Quando per primo Ettore Bocchia ha introdotto l’azoto liquido in cucina ne ha presto capito l’enorme potenziale e si è dedicato a svilupparne i numerosi aspetti. All’inizio la cosa suscitò scalpore e incredulità. Ma poi, come sappiamo, venne utilizzato da tanti chef nel mondo.

La cristallizzazione delle molecole dell’ingrediente che si desidera trasformare in gelato, avviene in modo molto rapido a contatto del liquido a  -196°C. Molecole che, così trattate, non hanno il tempo di formare grossi cristalli. Si assemblano invece in strutture molto più piccole, rispetto ad un raffreddamento tradizionale, ed in bocca si sciolgono altrettanto rapidamente.

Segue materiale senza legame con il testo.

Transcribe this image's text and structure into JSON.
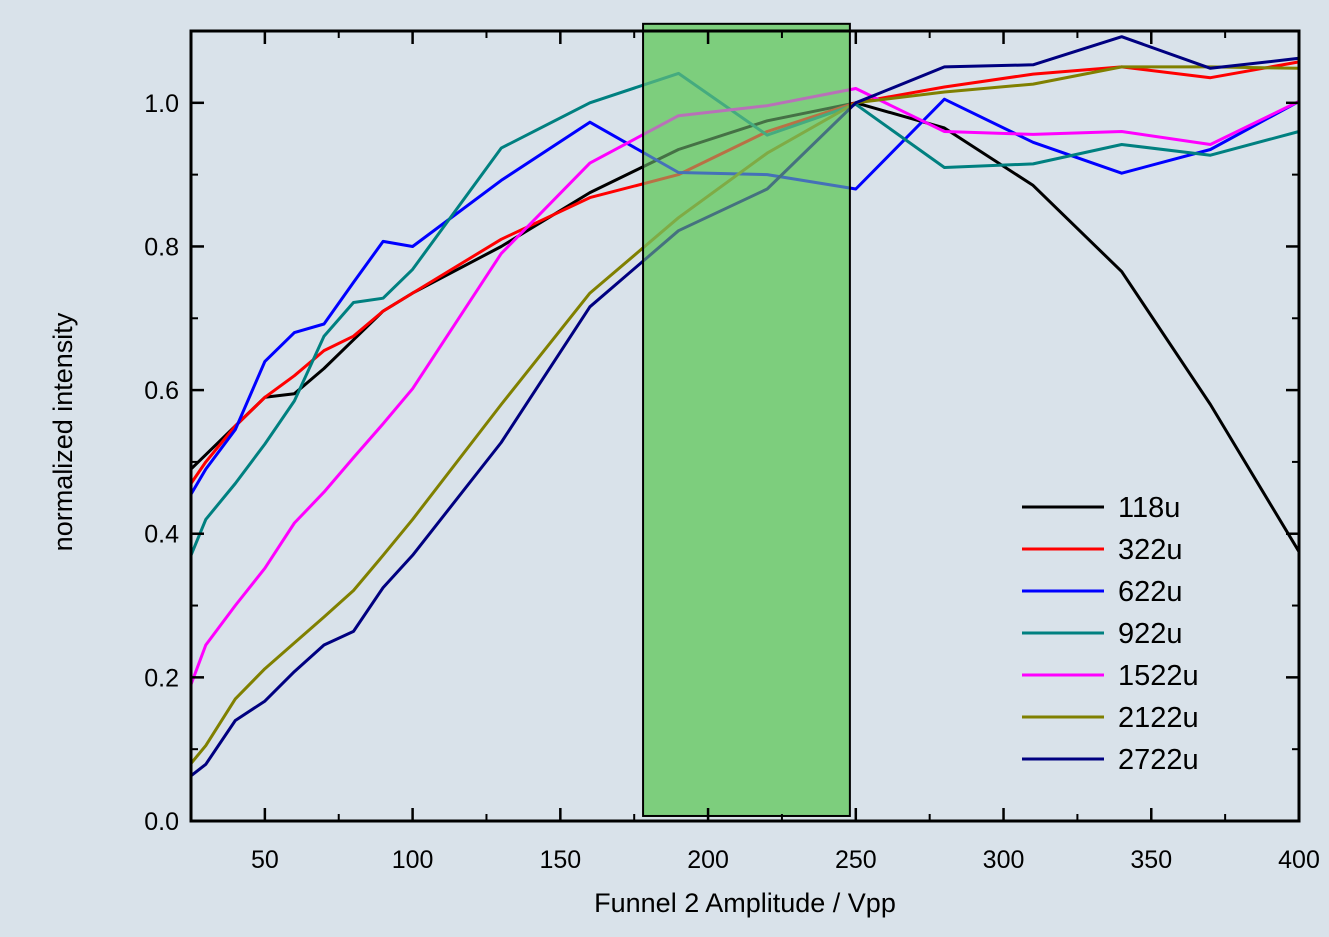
{
  "chart_data": {
    "type": "line",
    "title": "",
    "xlabel": "Funnel 2 Amplitude / Vpp",
    "ylabel": "normalized intensity",
    "xlim": [
      25,
      400
    ],
    "ylim": [
      0,
      1.1
    ],
    "x_ticks": [
      50,
      100,
      150,
      200,
      250,
      300,
      350,
      400
    ],
    "x_tick_labels": [
      "50",
      "100",
      "150",
      "200",
      "250",
      "300",
      "350",
      "400"
    ],
    "y_ticks": [
      0,
      0.2,
      0.4,
      0.6,
      0.8,
      1.0
    ],
    "y_tick_labels": [
      "0.0",
      "0.2",
      "0.4",
      "0.6",
      "0.8",
      "1.0"
    ],
    "grid": false,
    "legend_position": "bottom-right",
    "highlight_region": {
      "x": [
        178,
        248
      ],
      "y": [
        0.007,
        1.11
      ],
      "color": "#7dce7d"
    },
    "series": [
      {
        "name": "118u",
        "color": "#000000",
        "points": [
          [
            25,
            0.49
          ],
          [
            30,
            0.51
          ],
          [
            40,
            0.55
          ],
          [
            50,
            0.59
          ],
          [
            60,
            0.595
          ],
          [
            70,
            0.63
          ],
          [
            80,
            0.67
          ],
          [
            90,
            0.71
          ],
          [
            100,
            0.735
          ],
          [
            130,
            0.8
          ],
          [
            160,
            0.875
          ],
          [
            190,
            0.935
          ],
          [
            220,
            0.975
          ],
          [
            250,
            1.0
          ],
          [
            280,
            0.965
          ],
          [
            310,
            0.885
          ],
          [
            340,
            0.765
          ],
          [
            370,
            0.58
          ],
          [
            400,
            0.375
          ]
        ]
      },
      {
        "name": "322u",
        "color": "#ff0000",
        "points": [
          [
            25,
            0.47
          ],
          [
            30,
            0.5
          ],
          [
            40,
            0.55
          ],
          [
            50,
            0.59
          ],
          [
            60,
            0.62
          ],
          [
            70,
            0.655
          ],
          [
            80,
            0.675
          ],
          [
            90,
            0.71
          ],
          [
            100,
            0.735
          ],
          [
            130,
            0.81
          ],
          [
            160,
            0.868
          ],
          [
            190,
            0.9
          ],
          [
            220,
            0.96
          ],
          [
            250,
            1.0
          ],
          [
            280,
            1.022
          ],
          [
            310,
            1.04
          ],
          [
            340,
            1.05
          ],
          [
            370,
            1.035
          ],
          [
            400,
            1.057
          ]
        ]
      },
      {
        "name": "622u",
        "color": "#0000ff",
        "points": [
          [
            25,
            0.455
          ],
          [
            30,
            0.49
          ],
          [
            40,
            0.545
          ],
          [
            50,
            0.64
          ],
          [
            60,
            0.68
          ],
          [
            70,
            0.692
          ],
          [
            80,
            0.75
          ],
          [
            90,
            0.807
          ],
          [
            100,
            0.8
          ],
          [
            130,
            0.892
          ],
          [
            160,
            0.973
          ],
          [
            190,
            0.903
          ],
          [
            220,
            0.9
          ],
          [
            250,
            0.88
          ],
          [
            280,
            1.005
          ],
          [
            310,
            0.945
          ],
          [
            340,
            0.902
          ],
          [
            370,
            0.935
          ],
          [
            400,
            1.002
          ]
        ]
      },
      {
        "name": "922u",
        "color": "#008080",
        "points": [
          [
            25,
            0.37
          ],
          [
            30,
            0.42
          ],
          [
            40,
            0.47
          ],
          [
            50,
            0.525
          ],
          [
            60,
            0.585
          ],
          [
            70,
            0.675
          ],
          [
            80,
            0.722
          ],
          [
            90,
            0.728
          ],
          [
            100,
            0.768
          ],
          [
            130,
            0.937
          ],
          [
            160,
            1.0
          ],
          [
            190,
            1.041
          ],
          [
            220,
            0.955
          ],
          [
            250,
            0.998
          ],
          [
            280,
            0.91
          ],
          [
            310,
            0.915
          ],
          [
            340,
            0.942
          ],
          [
            370,
            0.927
          ],
          [
            400,
            0.96
          ]
        ]
      },
      {
        "name": "1522u",
        "color": "#ff00ff",
        "points": [
          [
            25,
            0.19
          ],
          [
            30,
            0.245
          ],
          [
            40,
            0.3
          ],
          [
            50,
            0.352
          ],
          [
            60,
            0.415
          ],
          [
            70,
            0.458
          ],
          [
            80,
            0.506
          ],
          [
            90,
            0.553
          ],
          [
            100,
            0.602
          ],
          [
            130,
            0.79
          ],
          [
            160,
            0.916
          ],
          [
            190,
            0.982
          ],
          [
            220,
            0.996
          ],
          [
            250,
            1.02
          ],
          [
            280,
            0.96
          ],
          [
            310,
            0.956
          ],
          [
            340,
            0.96
          ],
          [
            370,
            0.942
          ],
          [
            400,
            1.002
          ]
        ]
      },
      {
        "name": "2122u",
        "color": "#808000",
        "points": [
          [
            25,
            0.08
          ],
          [
            30,
            0.105
          ],
          [
            40,
            0.17
          ],
          [
            50,
            0.212
          ],
          [
            60,
            0.248
          ],
          [
            70,
            0.284
          ],
          [
            80,
            0.321
          ],
          [
            90,
            0.37
          ],
          [
            100,
            0.42
          ],
          [
            130,
            0.58
          ],
          [
            160,
            0.735
          ],
          [
            190,
            0.84
          ],
          [
            220,
            0.93
          ],
          [
            250,
            1.0
          ],
          [
            280,
            1.015
          ],
          [
            310,
            1.026
          ],
          [
            340,
            1.05
          ],
          [
            370,
            1.05
          ],
          [
            400,
            1.048
          ]
        ]
      },
      {
        "name": "2722u",
        "color": "#000080",
        "points": [
          [
            25,
            0.063
          ],
          [
            30,
            0.079
          ],
          [
            40,
            0.14
          ],
          [
            50,
            0.167
          ],
          [
            60,
            0.208
          ],
          [
            70,
            0.245
          ],
          [
            80,
            0.264
          ],
          [
            90,
            0.325
          ],
          [
            100,
            0.37
          ],
          [
            130,
            0.527
          ],
          [
            160,
            0.716
          ],
          [
            190,
            0.822
          ],
          [
            220,
            0.88
          ],
          [
            250,
            1.0
          ],
          [
            280,
            1.05
          ],
          [
            310,
            1.053
          ],
          [
            340,
            1.092
          ],
          [
            370,
            1.048
          ],
          [
            400,
            1.062
          ]
        ]
      }
    ]
  }
}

La sensazione in bocca è quella di freschezza e le papille gustative non vengono anestetizzate dal freddotornando alla temperatura corporea dopo ogni cucchiaiata. Inimmaginabile proporre, prima dell’introduzione dell’azoto, un gelato al guacamole per accompagnare gamberi crudi di San Remo, dal sapore cosi delicato.

Con l’utilizzo dell’azoto liquido Ettore Bocchia firma un progresso universalmente riconosciuto in cucina.